Draaggas
Draaggas is de mobiele fase die de analyt door de kolom transporteert bij gaschromatografie.
De stroomsnelheid van de draaggassen beïnvloedt de analyse van stoffen bij gaschromatografie, hoe hoger de stroomsnelheid hoe sneller de analyse. Veel moderne gaschromatografen meten elektronisch de stroomsnelheid en controleren elektronisch de druk van het draaggas om de stroomsnelheid te bepalen. De druk van het draaggas en de stroomsnelheid kunnen tijdens de analyse worden aangepast.
De keuze van een draaggas of mobiele fase is belangrijk. Waterstof is het draaggas dat het meest efficiënt is en de beste scheiding veroorzaakt, maar helium heeft een grotere reeks van stroomsnelheden of flow rates. Die zijn qua efficiëntie met waterstof te vergelijken, maar een groot voordeel is dat helium niet brandbaar is en in een groter aantal detectors kan worden gebruikt. Helium is daarom is het draaggas dat het meest bij gaschromatografie wordt gebruikt.
Typische draaggassen zijn helium, distikstof, argon, diwaterstof en lucht. De keuze van de stof hangt af van de keuze van de detector die wordt gebruikt, niet iedere detector werkt met alle draaggassen.
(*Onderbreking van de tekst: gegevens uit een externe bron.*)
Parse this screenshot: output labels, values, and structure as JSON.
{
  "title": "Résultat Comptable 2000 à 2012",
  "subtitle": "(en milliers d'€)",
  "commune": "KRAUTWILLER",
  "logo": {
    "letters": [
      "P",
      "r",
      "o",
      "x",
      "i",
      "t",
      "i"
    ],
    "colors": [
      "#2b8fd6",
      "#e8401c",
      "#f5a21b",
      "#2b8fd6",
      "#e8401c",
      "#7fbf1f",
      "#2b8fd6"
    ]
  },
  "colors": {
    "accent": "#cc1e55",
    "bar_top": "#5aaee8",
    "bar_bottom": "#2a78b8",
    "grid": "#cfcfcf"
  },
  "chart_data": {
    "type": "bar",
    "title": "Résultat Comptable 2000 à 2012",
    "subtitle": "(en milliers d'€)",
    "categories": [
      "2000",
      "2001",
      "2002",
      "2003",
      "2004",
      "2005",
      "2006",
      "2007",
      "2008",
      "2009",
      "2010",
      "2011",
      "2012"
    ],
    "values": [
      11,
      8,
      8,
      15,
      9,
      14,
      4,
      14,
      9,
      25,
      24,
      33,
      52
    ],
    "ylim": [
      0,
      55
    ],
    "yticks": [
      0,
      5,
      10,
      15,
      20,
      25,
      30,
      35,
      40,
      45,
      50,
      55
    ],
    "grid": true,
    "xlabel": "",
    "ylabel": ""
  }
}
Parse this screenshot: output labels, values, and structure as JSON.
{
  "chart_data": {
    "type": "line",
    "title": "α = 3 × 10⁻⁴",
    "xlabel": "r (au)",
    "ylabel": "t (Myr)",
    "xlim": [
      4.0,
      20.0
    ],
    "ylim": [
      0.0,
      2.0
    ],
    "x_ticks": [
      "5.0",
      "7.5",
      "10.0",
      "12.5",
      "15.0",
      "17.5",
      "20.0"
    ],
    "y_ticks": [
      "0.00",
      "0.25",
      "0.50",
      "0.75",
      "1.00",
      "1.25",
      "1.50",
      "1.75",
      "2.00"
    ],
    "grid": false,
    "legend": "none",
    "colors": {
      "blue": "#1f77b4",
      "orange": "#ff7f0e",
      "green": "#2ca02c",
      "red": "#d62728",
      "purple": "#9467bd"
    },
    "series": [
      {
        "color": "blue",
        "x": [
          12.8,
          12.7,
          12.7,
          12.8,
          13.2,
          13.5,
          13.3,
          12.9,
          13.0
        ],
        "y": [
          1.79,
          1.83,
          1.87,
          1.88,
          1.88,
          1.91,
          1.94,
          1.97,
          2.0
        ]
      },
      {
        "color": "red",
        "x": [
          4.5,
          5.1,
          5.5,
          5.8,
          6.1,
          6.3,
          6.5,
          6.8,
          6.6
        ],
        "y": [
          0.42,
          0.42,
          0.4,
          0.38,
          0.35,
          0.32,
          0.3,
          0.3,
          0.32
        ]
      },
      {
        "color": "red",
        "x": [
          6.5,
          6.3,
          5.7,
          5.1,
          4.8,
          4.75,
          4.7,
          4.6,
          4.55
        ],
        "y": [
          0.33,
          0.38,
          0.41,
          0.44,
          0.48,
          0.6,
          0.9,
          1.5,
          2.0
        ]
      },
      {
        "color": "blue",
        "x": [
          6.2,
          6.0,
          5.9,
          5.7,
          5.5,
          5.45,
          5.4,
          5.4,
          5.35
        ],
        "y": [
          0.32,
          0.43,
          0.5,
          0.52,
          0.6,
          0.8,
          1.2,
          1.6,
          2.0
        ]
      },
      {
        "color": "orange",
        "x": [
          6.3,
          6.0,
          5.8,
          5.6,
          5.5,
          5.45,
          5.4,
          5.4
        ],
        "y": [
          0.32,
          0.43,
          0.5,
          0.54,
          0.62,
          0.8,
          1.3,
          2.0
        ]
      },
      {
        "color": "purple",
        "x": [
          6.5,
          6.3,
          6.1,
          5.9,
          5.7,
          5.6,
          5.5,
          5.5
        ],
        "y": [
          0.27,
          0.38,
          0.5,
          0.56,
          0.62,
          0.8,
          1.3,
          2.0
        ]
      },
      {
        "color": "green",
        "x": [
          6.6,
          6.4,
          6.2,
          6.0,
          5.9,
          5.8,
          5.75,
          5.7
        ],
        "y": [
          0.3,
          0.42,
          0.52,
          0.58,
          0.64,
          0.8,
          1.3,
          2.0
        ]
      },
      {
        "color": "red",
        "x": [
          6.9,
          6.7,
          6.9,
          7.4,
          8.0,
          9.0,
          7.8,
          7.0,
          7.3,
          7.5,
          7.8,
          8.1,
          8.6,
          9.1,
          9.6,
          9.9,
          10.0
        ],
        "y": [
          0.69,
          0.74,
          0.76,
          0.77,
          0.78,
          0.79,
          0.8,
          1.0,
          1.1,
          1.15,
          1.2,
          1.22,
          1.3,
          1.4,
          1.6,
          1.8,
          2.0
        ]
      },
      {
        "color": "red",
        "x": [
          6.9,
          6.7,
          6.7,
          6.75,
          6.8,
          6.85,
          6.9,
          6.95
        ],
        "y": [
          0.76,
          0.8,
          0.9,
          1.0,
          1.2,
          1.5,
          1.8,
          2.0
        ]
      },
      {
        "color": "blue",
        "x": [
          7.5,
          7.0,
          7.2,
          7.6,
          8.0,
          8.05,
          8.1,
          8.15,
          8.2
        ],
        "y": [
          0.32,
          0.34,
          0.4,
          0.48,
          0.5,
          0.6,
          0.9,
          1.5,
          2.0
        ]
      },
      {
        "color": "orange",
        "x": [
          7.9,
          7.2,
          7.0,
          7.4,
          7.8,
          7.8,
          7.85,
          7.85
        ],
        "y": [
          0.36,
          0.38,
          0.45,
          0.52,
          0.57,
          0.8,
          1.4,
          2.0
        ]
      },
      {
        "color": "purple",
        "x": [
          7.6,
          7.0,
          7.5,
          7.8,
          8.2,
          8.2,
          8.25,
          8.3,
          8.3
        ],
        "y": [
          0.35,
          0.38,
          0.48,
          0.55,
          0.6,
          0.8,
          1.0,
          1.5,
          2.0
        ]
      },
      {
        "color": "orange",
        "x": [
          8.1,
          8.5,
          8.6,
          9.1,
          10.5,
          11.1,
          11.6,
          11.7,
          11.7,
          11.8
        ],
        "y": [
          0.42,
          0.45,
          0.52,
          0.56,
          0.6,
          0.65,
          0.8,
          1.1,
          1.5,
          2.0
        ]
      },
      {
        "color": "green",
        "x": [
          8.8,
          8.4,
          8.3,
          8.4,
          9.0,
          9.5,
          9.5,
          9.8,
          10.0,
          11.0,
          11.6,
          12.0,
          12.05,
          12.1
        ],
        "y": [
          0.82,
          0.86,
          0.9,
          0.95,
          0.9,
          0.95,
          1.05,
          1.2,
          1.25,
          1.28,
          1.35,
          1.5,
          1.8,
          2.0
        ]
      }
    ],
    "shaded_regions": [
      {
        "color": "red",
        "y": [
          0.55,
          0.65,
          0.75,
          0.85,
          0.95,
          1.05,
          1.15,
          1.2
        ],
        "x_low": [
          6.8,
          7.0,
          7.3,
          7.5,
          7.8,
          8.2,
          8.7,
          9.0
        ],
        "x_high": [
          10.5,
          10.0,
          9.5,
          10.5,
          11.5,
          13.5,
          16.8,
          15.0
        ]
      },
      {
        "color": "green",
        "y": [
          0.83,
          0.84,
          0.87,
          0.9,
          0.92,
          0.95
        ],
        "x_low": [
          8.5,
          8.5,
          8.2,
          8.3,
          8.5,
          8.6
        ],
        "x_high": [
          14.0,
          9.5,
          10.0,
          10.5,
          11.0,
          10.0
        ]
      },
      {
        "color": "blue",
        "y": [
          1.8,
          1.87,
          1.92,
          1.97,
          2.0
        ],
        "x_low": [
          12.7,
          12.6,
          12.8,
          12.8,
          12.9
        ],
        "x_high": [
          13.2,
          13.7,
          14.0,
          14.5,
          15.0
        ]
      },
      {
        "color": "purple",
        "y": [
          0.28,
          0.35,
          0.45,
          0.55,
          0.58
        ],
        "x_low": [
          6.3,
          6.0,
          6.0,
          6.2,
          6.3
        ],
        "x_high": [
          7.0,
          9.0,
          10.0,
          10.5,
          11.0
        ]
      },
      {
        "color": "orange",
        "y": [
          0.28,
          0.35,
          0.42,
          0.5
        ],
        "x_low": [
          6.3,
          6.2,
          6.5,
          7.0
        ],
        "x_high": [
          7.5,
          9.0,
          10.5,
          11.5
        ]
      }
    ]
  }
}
De draaggas wordt soms wanneer het gasmonster wordt geanalyseerd op basis van de matrix van het monster geselecteerd. Als bijvoorbeeld een mengsel in argon wordt geanalyseerd gebruikt men argon als draaggas omdat de argon in het monster niet op het chromatogram zichtbaar is. Veiligheid en bruikbaarheid kunnen ook van invloed zijn op de keuze van het draaggas, waterstof is bijvoorbeeld brandbaar en op sommige plaatsen in de wereld is het moeilijk om aan zuiver helium te komen.
De puurheid van de draaggas wordt vaak ook bepaald door de detector. Meestal worden bij gaschromatografie draaggassen van 99.995% of hoger gebruikt. Er zijn aanduidingen voor de puurheid voor zoals Zero Grade, Ultra-High Purity (UHP) Grade, 4.5 Grade en 5.0 Grade.